VISUAL DENSE THREE-DIMENSIONAL MOTION ESTIMATION IN THE WILD
Abstract
One of the most fundamental abilities of the human perception system is to seamlessly
sense the changing 3D worlds from our ego-centric visual observations. Driven by the
modern applications of robotics, autonomous driving, and mixed reality, machine perception
requires a precise dense representation of 3D motion with low latency. In this thesis,
we focus on the task of estimating absolute 3D motions in the world coordinate in unconstrained
environments observed from ego-centric visual information only. The goal is to
achieve a fast algorithm that can produce an accurate representation of the densely rich 3D
motions.
To achieve this goal, I propose to investigate the problem from four perspectives with
the following contributions.
1) Present a fast and accurate continuous optimization approach that solves the scene
motions as fixed-a-priori planar segments.
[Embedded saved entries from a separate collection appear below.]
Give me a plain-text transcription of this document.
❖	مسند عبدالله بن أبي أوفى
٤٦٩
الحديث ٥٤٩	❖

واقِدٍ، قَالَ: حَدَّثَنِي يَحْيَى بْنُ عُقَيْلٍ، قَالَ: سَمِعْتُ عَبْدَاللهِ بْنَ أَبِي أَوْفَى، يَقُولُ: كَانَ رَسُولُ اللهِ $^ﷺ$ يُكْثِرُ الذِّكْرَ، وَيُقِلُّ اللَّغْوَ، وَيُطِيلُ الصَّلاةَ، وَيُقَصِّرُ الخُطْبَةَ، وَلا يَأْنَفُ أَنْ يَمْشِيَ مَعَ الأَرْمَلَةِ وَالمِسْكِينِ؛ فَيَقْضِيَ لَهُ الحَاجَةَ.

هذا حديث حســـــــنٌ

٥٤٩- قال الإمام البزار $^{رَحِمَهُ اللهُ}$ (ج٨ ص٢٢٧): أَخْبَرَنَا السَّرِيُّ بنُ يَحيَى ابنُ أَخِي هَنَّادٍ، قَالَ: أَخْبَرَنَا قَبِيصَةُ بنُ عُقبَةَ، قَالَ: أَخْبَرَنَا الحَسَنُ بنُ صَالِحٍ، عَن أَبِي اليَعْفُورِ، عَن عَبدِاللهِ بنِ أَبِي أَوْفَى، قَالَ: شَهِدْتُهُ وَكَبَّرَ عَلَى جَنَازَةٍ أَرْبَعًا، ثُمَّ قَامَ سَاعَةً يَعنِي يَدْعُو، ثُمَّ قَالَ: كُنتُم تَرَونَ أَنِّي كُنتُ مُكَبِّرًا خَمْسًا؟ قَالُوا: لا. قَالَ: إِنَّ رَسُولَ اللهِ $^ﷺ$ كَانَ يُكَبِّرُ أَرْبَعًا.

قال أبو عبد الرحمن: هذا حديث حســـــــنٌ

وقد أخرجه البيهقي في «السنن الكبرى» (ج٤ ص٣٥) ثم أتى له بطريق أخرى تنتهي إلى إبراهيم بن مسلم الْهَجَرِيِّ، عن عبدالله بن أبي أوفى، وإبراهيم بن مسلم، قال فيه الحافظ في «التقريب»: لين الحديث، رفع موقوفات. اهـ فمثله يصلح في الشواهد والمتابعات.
2) Present a learning-based approach that recovers the dense scene flow from egocentric
motion and optical flow, decomposed by a novel data-driven rigidity prediction.
3) Present a modern synthesis of the classic inverse compositional method for 3D rigid
motion estimation using dense image alignment.
4) Present a two-view monocular scene flow approach that recovers depth, camera motion,
and 3D scene motions of rigid moving scenes.